El viejo que sonreía

Este era un viejo que siempre sonreía. Si hablaba con los grandes mandatarios del país, sonreía. Si hablaba con los altos mitrados de la nación o de Roma, sonreía. Aunque hablara de asuntos serios, sonreía. Si bromeaba, sonreía doblemente.

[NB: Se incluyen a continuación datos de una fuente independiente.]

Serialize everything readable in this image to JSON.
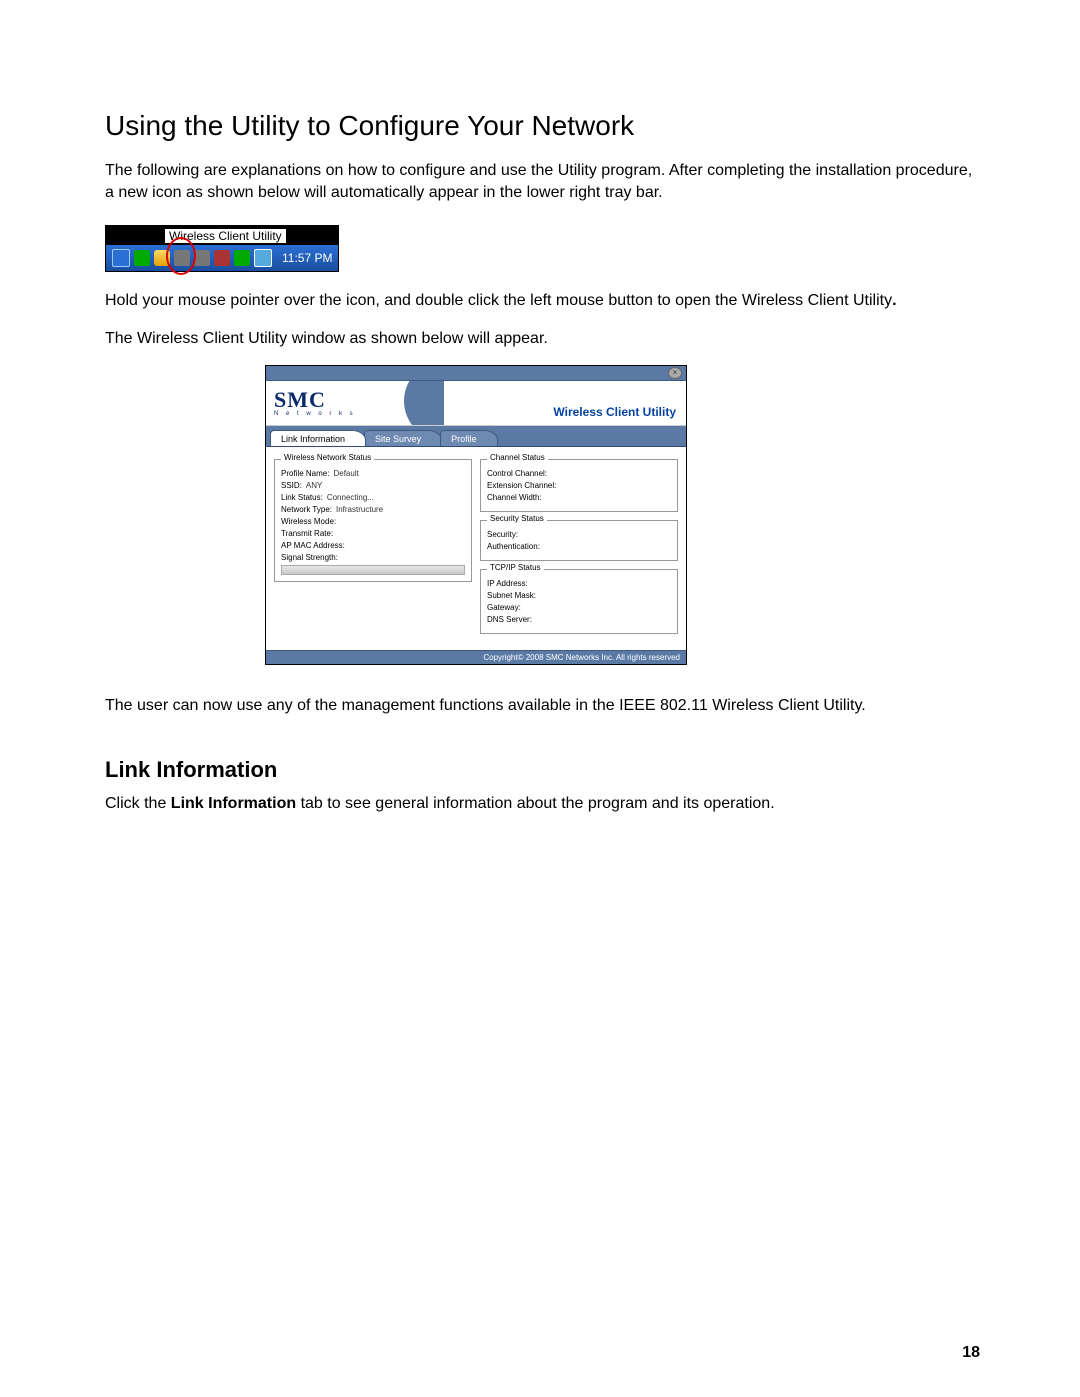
{
  "doc": {
    "heading": "Using the Utility to Configure Your Network",
    "p1": "The following are explanations on how to configure and use the Utility program. After completing the installation procedure, a new icon as shown below will automatically appear in the lower right tray bar.",
    "p2_a": "Hold your mouse pointer over the icon, and double click the left mouse button to open the Wireless Client Utility",
    "p2_b": ".",
    "p3": "The Wireless Client Utility window as shown below will appear.",
    "p4": "The user can now use any of the management functions available in the IEEE 802.11 Wireless Client Utility.",
    "sub_heading": "Link Information",
    "p5_a": "Click the ",
    "p5_b": "Link Information",
    "p5_c": " tab to see general information about the program and its operation.",
    "page_number": "18"
  },
  "tray": {
    "tooltip": "Wireless Client Utility",
    "time": "11:57 PM"
  },
  "util": {
    "logo": "SMC",
    "logo_sub": "N e t w o r k s",
    "title": "Wireless Client Utility",
    "tabs": {
      "link": "Link Information",
      "survey": "Site Survey",
      "profile": "Profile"
    },
    "close_glyph": "×",
    "wns": {
      "legend": "Wireless Network Status",
      "profile_name_l": "Profile Name",
      "profile_name_v": "Default",
      "ssid_l": "SSID",
      "ssid_v": "ANY",
      "link_status_l": "Link Status",
      "link_status_v": "Connecting...",
      "network_type_l": "Network Type",
      "network_type_v": "Infrastructure",
      "wireless_mode_l": "Wireless Mode",
      "wireless_mode_v": "",
      "transmit_rate_l": "Transmit Rate",
      "transmit_rate_v": "",
      "ap_mac_l": "AP MAC Address",
      "ap_mac_v": "",
      "signal_l": "Signal Strength",
      "signal_v": ""
    },
    "chan": {
      "legend": "Channel Status",
      "control_l": "Control Channel",
      "control_v": "",
      "ext_l": "Extension Channel",
      "ext_v": "",
      "width_l": "Channel Width",
      "width_v": ""
    },
    "sec": {
      "legend": "Security Status",
      "security_l": "Security",
      "security_v": "",
      "auth_l": "Authentication",
      "auth_v": ""
    },
    "tcp": {
      "legend": "TCP/IP Status",
      "ip_l": "IP Address",
      "ip_v": "",
      "mask_l": "Subnet Mask",
      "mask_v": "",
      "gw_l": "Gateway",
      "gw_v": "",
      "dns_l": "DNS Server",
      "dns_v": ""
    },
    "footer": "Copyright© 2008 SMC Networks Inc. All rights reserved"
  }
}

Cuando visitaba a los niños más pobres a los que había procurado casa, mesa y escuela, había que ver cómo sonreía... Si acudía a un lejano país asolado por una guerra, un terremoto u otra catástrofe natural, se retrataba con un fondo de ruinas junto a sus amigos supervivientes y sonreía igualmente. Si acudía a una escuela de niños africanos fundada con a los dineros que pedía a la gente, sonreía. Si jugaba, si cantaba con ellos, si los acariciaba, sonreía. Si se encontraba en un albergue nuevo con sus antiguos amigos sin techo, sonreía. Multiplicaba sus viajes por todo el mundo. Pedía, pedía en todas partes para ayudar a los enfermos de soledad, a los pobres de todas las pobrezas. Se le veía en fotografías, en vídeos con colaboradores del mundo entero. Y sonreía. Sonreía siempre. Algunos lo criticaban. Lo acusaban de que, a veces, andaba con pecadores o con gentes de mal vivir o de dudoso pensar. Él le restaba importancia y sonreía.

¿Había nacido sonriendo o había aprendido después a sonreír sin descanso? ¿Sonreía solamente cuando aparecía en público, cuando hablaba con los pobres o de los pobres, de sus amigos, de sus obras o sus proyectos, cuando pedía ayuda y colaboración a la gente o cuando les mostraba su agradecimiento, cuando bromeaba con los niños o con los mayores?

Nadie se lo preguntaba, pero aquel viejo sonreía y miraba continuamente dónde pudiera haber nuevos pobres o tristes a los que remediar la necesidad o la tristeza. En eso se le había pasado, desde su juventud, la vida entera. Quienes le conocían de cerca decían que era un viejo feliz.

El Reino de Dios se parece a un viejo que sonreía.